Specifics over feelings
The most-quoted testimonials are always the ones with numbers, timelines, and a clear before-and-after. "We were taking 6 weeks to turn around quotes; now we're at 4 days" lands harder than "they made our process better." The interview job is to pull specifics, not to chase emotional language.
The 3-act structure that always works
Act 1: what was the situation before. Act 2: what changed. Act 3: what's measurable now. Most failed testimonial videos skip act 1, jump straight to act 3, and lose the contrast that makes the story compelling. Spend the first third of the interview on the "before" state, even if it feels slow.
Who to put on camera
The right customer for a testimonial is rarely the one who was easiest to schedule. The right customer is the one whose story has clear numbers and clear emotional stakes.
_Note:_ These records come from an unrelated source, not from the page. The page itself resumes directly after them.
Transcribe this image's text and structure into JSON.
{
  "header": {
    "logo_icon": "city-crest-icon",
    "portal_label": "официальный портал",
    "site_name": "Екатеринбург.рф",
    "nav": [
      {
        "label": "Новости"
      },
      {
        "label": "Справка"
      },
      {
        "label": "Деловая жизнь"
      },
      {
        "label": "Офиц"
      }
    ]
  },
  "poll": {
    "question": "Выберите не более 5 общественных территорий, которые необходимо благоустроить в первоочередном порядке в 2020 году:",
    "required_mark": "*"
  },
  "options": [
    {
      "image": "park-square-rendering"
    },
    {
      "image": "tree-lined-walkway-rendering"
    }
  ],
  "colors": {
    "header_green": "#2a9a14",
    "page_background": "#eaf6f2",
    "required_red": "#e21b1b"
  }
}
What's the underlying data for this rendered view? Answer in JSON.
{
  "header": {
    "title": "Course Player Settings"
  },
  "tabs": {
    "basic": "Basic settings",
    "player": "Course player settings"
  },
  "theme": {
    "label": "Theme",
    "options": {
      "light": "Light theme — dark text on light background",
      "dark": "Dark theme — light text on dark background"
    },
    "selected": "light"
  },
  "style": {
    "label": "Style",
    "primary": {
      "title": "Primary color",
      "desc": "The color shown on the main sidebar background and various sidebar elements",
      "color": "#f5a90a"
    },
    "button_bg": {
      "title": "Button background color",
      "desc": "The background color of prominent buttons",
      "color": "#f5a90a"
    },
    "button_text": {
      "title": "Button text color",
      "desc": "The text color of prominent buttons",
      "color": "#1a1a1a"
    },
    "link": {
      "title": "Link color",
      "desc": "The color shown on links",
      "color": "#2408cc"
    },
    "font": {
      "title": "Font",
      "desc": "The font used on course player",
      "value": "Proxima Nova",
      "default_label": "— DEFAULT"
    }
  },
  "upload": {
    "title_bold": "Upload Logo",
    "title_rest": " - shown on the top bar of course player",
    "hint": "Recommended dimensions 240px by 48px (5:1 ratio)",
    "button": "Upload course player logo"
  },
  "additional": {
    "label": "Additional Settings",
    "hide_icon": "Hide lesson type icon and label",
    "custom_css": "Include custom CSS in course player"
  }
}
Don't default to the most senior person; default to the person who was closest to the problem.
Common mistakes
The biggest mistake is cutting the testimonial too short. A 30-second testimonial almost always feels like a quote. A 90 to 120 second testimonial has room to set up the problem, walk through the solution, and land on results. The longer cut is more effective for sales follow-up; the shorter cut works for social, but only as a teaser to the longer version.
What gets the customer to open up
Two things. First, show the customer drafts of the questions in advance so they can think (don't show them the questions on the day; that produces memorized answers). Second, let them know the video isn't going live tomorrow. Customers who feel rushed give cautious answers. Customers who feel like they have time give specific answers.